N’est-il pas contreproductif de réduire les femmes à des chiffres ?

Bien sûr, c’est le risque des quotas : s’en tenir à une approche purement mathématique. C’est pourquoi nous avons mis au point un baromètre (avec le cabinet de conseil Heidrick & Struggles) sur la féminisation des instances dirigeantes des sociétés du SBF 120 (ndlr – indice boursier déterminé à partir des cours de 40 actions du CAC 40 et de 80 valeurs des premier et second marchés cotées à Paris parmi les 200 premières capitalisations boursières françaises). Nous avons mené une étude approfondie sur le profil des femmes qui ont intégré les comités exécutifs ou directeurs de ces sociétés : leur formation, leurs diplômes, leurs postes précédents, le processus de leur nomination, etc…

On voit ainsi à quel point les entreprises ont une approche genrée des fonctions : les femmes sont sous-représentées dans les fonctions opérationnelles (directeur des opérations, de business unit) et surreprésentées dans les fonctions support (marketing, juridique, ressources humaines, communication). Or on sait que le pouvoir dans les entreprises appartient aux fonctions opérationnelles et à la finance… seule fonction support où les femmes sont minoritaires.
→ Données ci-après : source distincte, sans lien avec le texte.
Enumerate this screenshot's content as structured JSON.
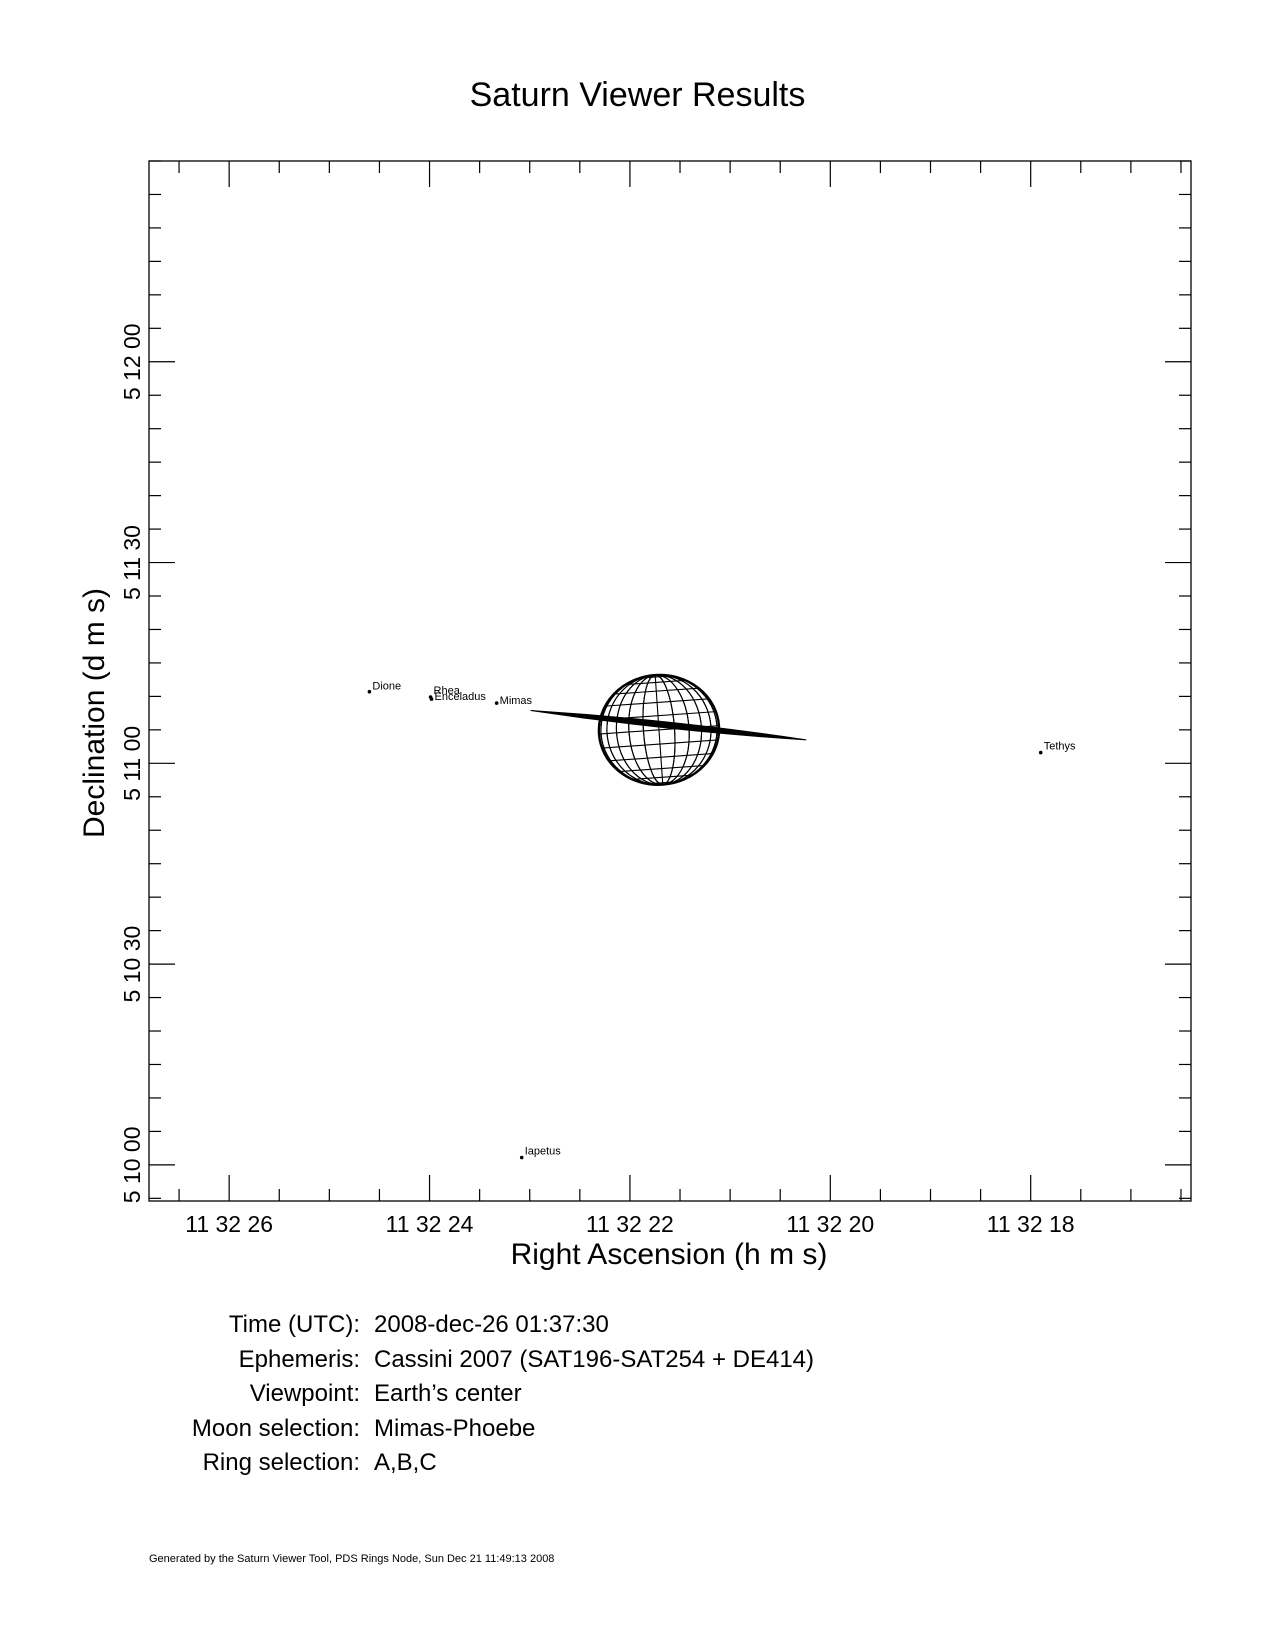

Donc si on instaure des quotas dans les comex et codir, il faudra être vigilant sur les fonctions occupées par les femmes qu’on va nommer et ne pas regarder seulement le pourcentage de femmes !

 

Où sont les hommes dans ce projet ?

Il va de soi que l’idée de Somme Toutes n’est pas de s’adresser aux seules femmes. Mais d’amorcer ou relayer un dialogue, valoriser les hommes qui s’engagent à promouvoir les femmes. Pour cette raison, nous avons lancé la plate-forme avec l’interview d’un homme, Frédéric Mion, directeur de Sciences-po Paris. Et nous nous intéressons volontiers aux tandems femme-homme qui dirigent des entreprises. Nous souhaitons vivement embarquer à nos côtés les hommes qui sont convaincus de l’importance de la parité et de la mixité – et nous leur donnons la parole. Comme Guy Mamou-Mani, co-initiateur du mouvement #JamaisSansElles et coprésident du Groupe Open, Pascal Demurger, directeur général de la Maif, Bertrand Camus, le patron de Suez, ou encore le chercheur Michel Ferrary, membre du Haut conseil à l’égalité.

 

Quel bilan dresser de la première année de la plateforme ?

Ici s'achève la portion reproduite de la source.